Cerebral palsy (CP) is considered the most common motor disability in children, with about one in 323 children identified with CP. The Center for Disease Control and Prevention estimates around 10,000 infants are born with CP each year.

While it is difficult to pinpoint a cause for CP, most cases claim medical negligence and careless mistakes increase the risk of CP in infants. Recently, St. Francis Hospital in Ohio settled with a Columbus family after their daughter received brain damage during birth and later, was diagnosed with CP.

What causes cerebral palsy?

Congenital CP is related to brain damage that happens before or during birth, and about 85 percent of CP cases are congenital. Although the exact cause is unknown, the risk of CP, including:

  1. Low birthweight
  2. Premature birth
  3. Multiple births – for example, having twins or triplets
  4. Assisted reproductive technology infertility treatments
  5. Infections during pregnancy
  6. Medical conditions of the mother
  7. Birth complications – for example, detachment of the placenta and problems with the umbilical cord

The presence of any risk does not lead to the illness. Oftentimes, researchers connect to head trauma during the delivery process with the presence of CP after birth.

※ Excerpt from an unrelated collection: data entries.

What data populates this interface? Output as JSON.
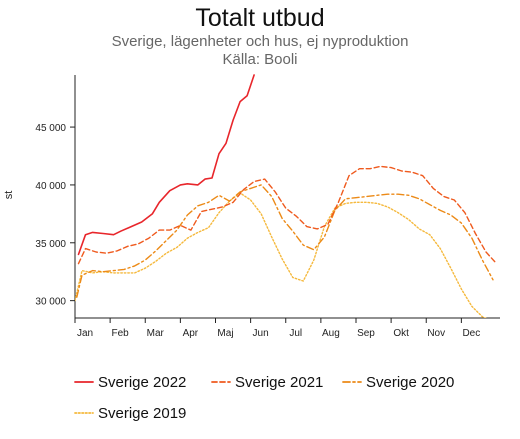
{
  "chart_data": {
    "type": "line",
    "title": "Totalt utbud",
    "subtitle": "Sverige, lägenheter och hus, ej nyproduktion",
    "source": "Källa: Booli",
    "ylabel": "st",
    "xlabel": "",
    "ylim": [
      28500,
      49500
    ],
    "xlim": [
      0,
      12.1
    ],
    "y_ticks": [
      30000,
      35000,
      40000,
      45000
    ],
    "y_tick_labels": [
      "30 000",
      "35 000",
      "40 000",
      "45 000"
    ],
    "x_tick_labels": [
      "Jan",
      "Feb",
      "Mar",
      "Apr",
      "Maj",
      "Jun",
      "Jul",
      "Aug",
      "Sep",
      "Okt",
      "Nov",
      "Dec"
    ],
    "grid": false,
    "legend_position": "bottom",
    "series": [
      {
        "name": "Sverige 2022",
        "color": "#e8262b",
        "dash": "solid",
        "x": [
          0.1,
          0.3,
          0.5,
          0.8,
          1.1,
          1.3,
          1.6,
          1.9,
          2.2,
          2.4,
          2.7,
          3.0,
          3.2,
          3.5,
          3.7,
          3.9,
          4.1,
          4.3,
          4.5,
          4.7,
          4.9,
          5.1
        ],
        "y": [
          34000,
          35700,
          35900,
          35800,
          35700,
          36000,
          36400,
          36800,
          37500,
          38500,
          39500,
          40000,
          40100,
          40000,
          40500,
          40600,
          42700,
          43600,
          45600,
          47200,
          47700,
          49500
        ]
      },
      {
        "name": "Sverige 2021",
        "color": "#ef5a1e",
        "dash": "dashed",
        "x": [
          0.1,
          0.3,
          0.6,
          0.9,
          1.2,
          1.5,
          1.8,
          2.1,
          2.4,
          2.7,
          3.0,
          3.3,
          3.6,
          3.9,
          4.2,
          4.5,
          4.8,
          5.1,
          5.4,
          5.7,
          6.0,
          6.3,
          6.6,
          6.9,
          7.2,
          7.5,
          7.8,
          8.1,
          8.4,
          8.7,
          9.0,
          9.3,
          9.6,
          9.9,
          10.2,
          10.5,
          10.8,
          11.1,
          11.4,
          11.7,
          12.0
        ],
        "y": [
          33200,
          34500,
          34200,
          34100,
          34300,
          34700,
          34900,
          35400,
          36100,
          36100,
          36500,
          36100,
          37700,
          37900,
          38100,
          38500,
          39600,
          40300,
          40500,
          39400,
          38000,
          37300,
          36400,
          36200,
          36600,
          38500,
          40800,
          41400,
          41400,
          41600,
          41500,
          41200,
          41100,
          40800,
          39700,
          39000,
          38700,
          37600,
          35800,
          34200,
          33200
        ]
      },
      {
        "name": "Sverige 2020",
        "color": "#ec8a17",
        "dash": "dashdot",
        "x": [
          0.05,
          0.2,
          0.5,
          0.8,
          1.1,
          1.4,
          1.7,
          2.0,
          2.3,
          2.6,
          2.9,
          3.2,
          3.5,
          3.8,
          4.1,
          4.4,
          4.7,
          5.0,
          5.3,
          5.6,
          5.9,
          6.2,
          6.5,
          6.8,
          7.1,
          7.4,
          7.7,
          8.0,
          8.3,
          8.6,
          8.9,
          9.2,
          9.5,
          9.8,
          10.1,
          10.4,
          10.7,
          11.0,
          11.3,
          11.6,
          11.9
        ],
        "y": [
          30300,
          32200,
          32600,
          32500,
          32600,
          32700,
          33000,
          33500,
          34300,
          35200,
          36100,
          37400,
          38200,
          38500,
          39100,
          38600,
          39400,
          39700,
          40000,
          39000,
          37100,
          36000,
          34800,
          34400,
          35500,
          37800,
          38800,
          38900,
          39000,
          39100,
          39200,
          39200,
          39100,
          38800,
          38300,
          37800,
          37400,
          36700,
          35400,
          33500,
          31800
        ]
      },
      {
        "name": "Sverige 2019",
        "color": "#f5b93d",
        "dash": "dotted",
        "x": [
          0.0,
          0.2,
          0.5,
          0.8,
          1.1,
          1.4,
          1.7,
          2.0,
          2.3,
          2.6,
          2.9,
          3.2,
          3.5,
          3.8,
          4.1,
          4.4,
          4.7,
          5.0,
          5.3,
          5.6,
          5.9,
          6.2,
          6.5,
          6.8,
          7.1,
          7.4,
          7.7,
          8.0,
          8.3,
          8.6,
          8.9,
          9.2,
          9.5,
          9.8,
          10.1,
          10.4,
          10.7,
          11.0,
          11.3,
          11.6,
          11.9
        ],
        "y": [
          30000,
          32600,
          32400,
          32500,
          32400,
          32400,
          32400,
          32800,
          33400,
          34100,
          34600,
          35400,
          35900,
          36300,
          37600,
          38600,
          39300,
          38700,
          37500,
          35500,
          33600,
          32000,
          31700,
          33500,
          36400,
          38000,
          38400,
          38500,
          38500,
          38400,
          38100,
          37600,
          37000,
          36200,
          35700,
          34500,
          32800,
          31000,
          29500,
          28600,
          28200
        ]
      }
    ]
  }
}
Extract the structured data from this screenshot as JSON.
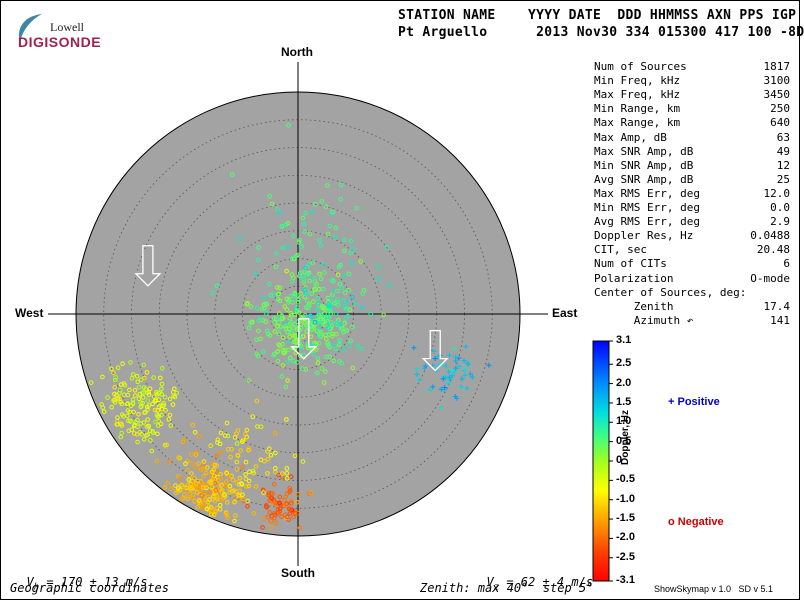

How can a baby suffer from head trauma?

Head injuries may occur before birth, but in some cases, head trauma happens during delivery. Head trauma during birth is usually attributed to the baby’s position and size. Doctors might use excessive pressure to move the baby’s head and neck. If they resort to using a medical device, such as a vacuum, it may also cause extreme pressure on the infant’s head.

Infections and difficulty breathing can also lead to head injuries for babies. For example, if the umbilical cord wraps around the baby’s neck, the cord cuts off the oxygen to the brain. But a lack of oxygen during birth does not always cause CP.

Is it medical malpractice?

If a child is diagnosed with CP, it does not guarantee compensation for a parent. Medical malpractice relies on healthcare providers failing to provide proper care by ignoring standard procedure. Examples of malpractice are:

  • A delay in delivering an infant, causing oxygen deprivation
  • Failure to diagnose infections or other medical issues
  • Failure to correctly use forceps or vacuum extraction during delivery
  • Failure to identify umbilical cord problems
  • Failure to adequately monitor fetal and maternal distress

Depending on the circumstances of the childbirth injuries, parents may receive compensation. The compensation helps cover medical costs, therapy programs and any needs the child has. However, it’s best to consult with a physician before moving forward.